BMC then cut the production program down to fifteen, and I was overseeing this program, while in addition, I also had another twelve cars which I had to build in my own shop. They also had me go over to Longbridge where Leonard Lord had given Harry Austin, the last of the Austin line, the job of supervising the Austin-Healey production line. Harry and I used to get together at the end of each day to compare notes on progress, and I remember well what he said one day: “I’m the last of the Austin family and I think I must have the best job in the world working with people like you. I couldn’t do half the things you do and make, and I couldn’t even get the drawings out of my own Austin people in time it’s taken you to develop this Healey. The unions would be on me like a ton of bricks!”

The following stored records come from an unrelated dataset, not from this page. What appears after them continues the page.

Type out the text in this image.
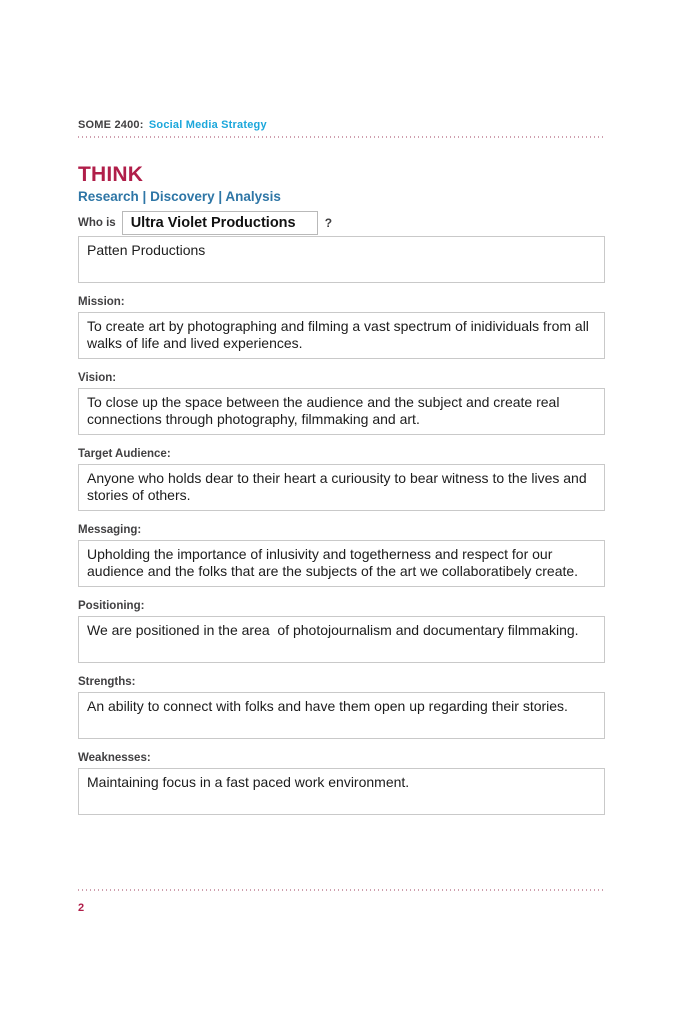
SOME 2400: Social Media Strategy
THINK
Research | Discovery | Analysis
Who is	Ultra Violet Productions	?
Patten Productions
Mission:
To create art by photographing and filming a vast spectrum of inidividuals from all walks of life and lived experiences.
Vision:
To close up the space between the audience and the subject and create real connections through photography, filmmaking and art.
Target Audience:
Anyone who holds dear to their heart a curiousity to bear witness to the lives and stories of others.
Messaging:
Upholding the importance of inlusivity and togetherness and respect for our audience and the folks that are the subjects of the art we collaboratibely create.
Positioning:
We are positioned in the area  of photojournalism and documentary filmmaking.
Strengths:
An ability to connect with folks and have them open up regarding their stories.
Weaknesses:
Maintaining focus in a fast paced work environment.
2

So we continued making more Healeys, 100-6’s, 3000s and now here we are at the largest gathering of Austin-Healeys in America which is a fitting tribute to Donald. He was a terrific chap to know but you never knew which way he would jump next. Also, he was a good engineer but mercurially impatient. He once said that he hadn’t the patience to do what I did. He was the accelerator and I was the brake because I always considered things through very carefully before embarking on a project or problem, and one of the nicest things he ever said was, “Rog, I don’t think the problem has been invented yet that you can’t solve eventually.” In all the 29 years we were together I never once asked for a raise or discussed money with Donald and I came out of the company earning roughly the equivalent of what I went in for. The people who had the Healeys to drive and made the money were the sales people, but Donald and I could certainly say we had the best of times together, in those early days of Austin-Healey. You got such a kick out of finding ways to do things, or solve a particular problem, and producing such a fine sports car. And do you know? At the end Donald hadn’t got a Healey, Geoff hadn’t got a Healey, and I didn’t have a Healey! And now we couldn’t afford one!